The TTK research team is involved in developing high-throughput screening (HTS) methods that enables the identification of promising candidates of water-soluble redox-active compounds for experimental synthesis and electrochemical characterization. The focus is on bioinspired molecules derived from vitamins and amino acids, which are promising candidate compounds for novel redox flow batteries (RFBs). Our general strategy along these lines is to build an initial database for two basic quantities relevant to RFBs (redox potentials and aqueous solubilities), and utilize various machine learning techniques to provide efficient screening methodology applicable for a large and diverse set of molecules.
Molecular design via systematic variation of functional groups is the initial step in our approach. The molecular database is built in a combinatorial manner: We define various molecular frameworks and introduce substituents with broadly varying electronic and steric properties.

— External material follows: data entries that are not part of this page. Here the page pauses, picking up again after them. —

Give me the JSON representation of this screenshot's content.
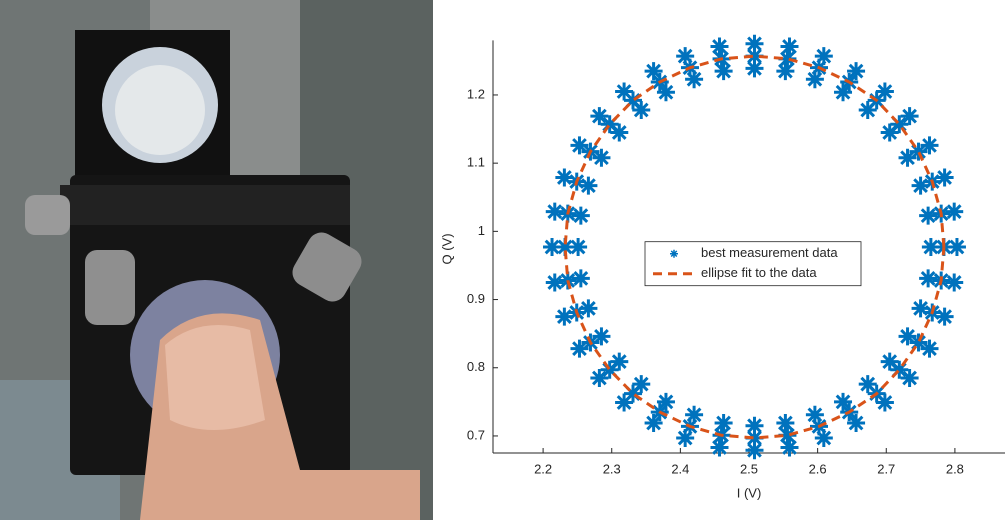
{
  "chart_data": {
    "type": "scatter",
    "xlabel": "I (V)",
    "ylabel": "Q (V)",
    "xlim": [
      2.127,
      2.873
    ],
    "ylim": [
      0.675,
      1.28
    ],
    "xticks": [
      2.2,
      2.3,
      2.4,
      2.5,
      2.6,
      2.7,
      2.8
    ],
    "yticks": [
      0.7,
      0.8,
      0.9,
      1,
      1.1,
      1.2
    ],
    "legend": "center",
    "series": [
      {
        "name": "best measurement data",
        "color": "#0072bd",
        "x": [
          2.803,
          2.799,
          2.785,
          2.763,
          2.734,
          2.698,
          2.656,
          2.609,
          2.559,
          2.508,
          2.457,
          2.407,
          2.361,
          2.318,
          2.282,
          2.253,
          2.231,
          2.217,
          2.213,
          2.217,
          2.231,
          2.253,
          2.282,
          2.318,
          2.361,
          2.407,
          2.457,
          2.508,
          2.559,
          2.609,
          2.656,
          2.698,
          2.734,
          2.763,
          2.785,
          2.799,
          2.765,
          2.761,
          2.75,
          2.731,
          2.705,
          2.673,
          2.637,
          2.596,
          2.553,
          2.508,
          2.463,
          2.42,
          2.379,
          2.343,
          2.311,
          2.285,
          2.266,
          2.255,
          2.251,
          2.255,
          2.266,
          2.285,
          2.311,
          2.343,
          2.379,
          2.42,
          2.463,
          2.508,
          2.553,
          2.596,
          2.637,
          2.673,
          2.705,
          2.731,
          2.75,
          2.761,
          2.784,
          2.78,
          2.767,
          2.747,
          2.719,
          2.686,
          2.646,
          2.602,
          2.556,
          2.508,
          2.46,
          2.414,
          2.37,
          2.331,
          2.297,
          2.269,
          2.249,
          2.236,
          2.232,
          2.236,
          2.249,
          2.269,
          2.297,
          2.331,
          2.37,
          2.414,
          2.46,
          2.508,
          2.556,
          2.602,
          2.646,
          2.686,
          2.719,
          2.747,
          2.767,
          2.78
        ],
        "y": [
          0.977,
          1.029,
          1.079,
          1.126,
          1.169,
          1.205,
          1.235,
          1.257,
          1.271,
          1.275,
          1.271,
          1.257,
          1.235,
          1.205,
          1.169,
          1.126,
          1.079,
          1.029,
          0.977,
          0.925,
          0.875,
          0.828,
          0.785,
          0.749,
          0.719,
          0.697,
          0.683,
          0.679,
          0.683,
          0.697,
          0.719,
          0.749,
          0.785,
          0.828,
          0.875,
          0.925,
          0.977,
          1.023,
          1.067,
          1.108,
          1.145,
          1.178,
          1.204,
          1.223,
          1.235,
          1.239,
          1.235,
          1.223,
          1.204,
          1.178,
          1.145,
          1.108,
          1.067,
          1.023,
          0.977,
          0.931,
          0.887,
          0.846,
          0.809,
          0.776,
          0.75,
          0.731,
          0.719,
          0.715,
          0.719,
          0.731,
          0.75,
          0.776,
          0.809,
          0.846,
          0.887,
          0.931,
          0.977,
          1.026,
          1.073,
          1.117,
          1.157,
          1.192,
          1.219,
          1.24,
          1.253,
          1.257,
          1.253,
          1.24,
          1.219,
          1.192,
          1.157,
          1.117,
          1.073,
          1.026,
          0.977,
          0.928,
          0.881,
          0.837,
          0.797,
          0.762,
          0.735,
          0.714,
          0.701,
          0.697,
          0.701,
          0.714,
          0.735,
          0.762,
          0.797,
          0.837,
          0.881,
          0.928
        ]
      },
      {
        "name": "ellipse fit to the data",
        "color": "#d95319",
        "line_style": "dashed",
        "x": [
          2.784,
          2.78,
          2.767,
          2.747,
          2.719,
          2.686,
          2.646,
          2.602,
          2.556,
          2.508,
          2.46,
          2.414,
          2.37,
          2.331,
          2.297,
          2.269,
          2.249,
          2.236,
          2.232,
          2.236,
          2.249,
          2.269,
          2.297,
          2.331,
          2.37,
          2.414,
          2.46,
          2.508,
          2.556,
          2.602,
          2.646,
          2.686,
          2.719,
          2.747,
          2.767,
          2.78,
          2.784
        ],
        "y": [
          0.977,
          1.026,
          1.073,
          1.117,
          1.157,
          1.192,
          1.219,
          1.24,
          1.253,
          1.257,
          1.253,
          1.24,
          1.219,
          1.192,
          1.157,
          1.117,
          1.073,
          1.026,
          0.977,
          0.928,
          0.881,
          0.837,
          0.797,
          0.762,
          0.735,
          0.714,
          0.701,
          0.697,
          0.701,
          0.714,
          0.735,
          0.762,
          0.797,
          0.837,
          0.881,
          0.928,
          0.977
        ]
      }
    ]
  }
}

In our developed protocol, we first generate the 3D structures of the molecules, which is followed by an extensive conformational analysis to find the energetically most favored molecular structures.
The redox potentials and aqueous solubilities are computed via an efficient composite protocol that employs a combination of various modelling tools ranging from simple force-field methods to advanced quantum chemical calculations, but also including semiempirical computational methods. Accurate quantum chemical calculations represent the computationally most demanding step of our protocol. These calculations are carried out using density functional theory (DFT) and we use high-performance computer facilities to obtain accurate electronic structure data.
The developed molecular database is used to train and validate various machine learning approaches in the next phase of the project. The molecular library is then expanded iteratively in terms of the number of molecules, as well as the diversity of molecular frameworks. This procedure will thus result in a HTS tool that is applicable to a large set of redox-active compounds and will assist the discovery of new prospective candidates for next generation flow batteries.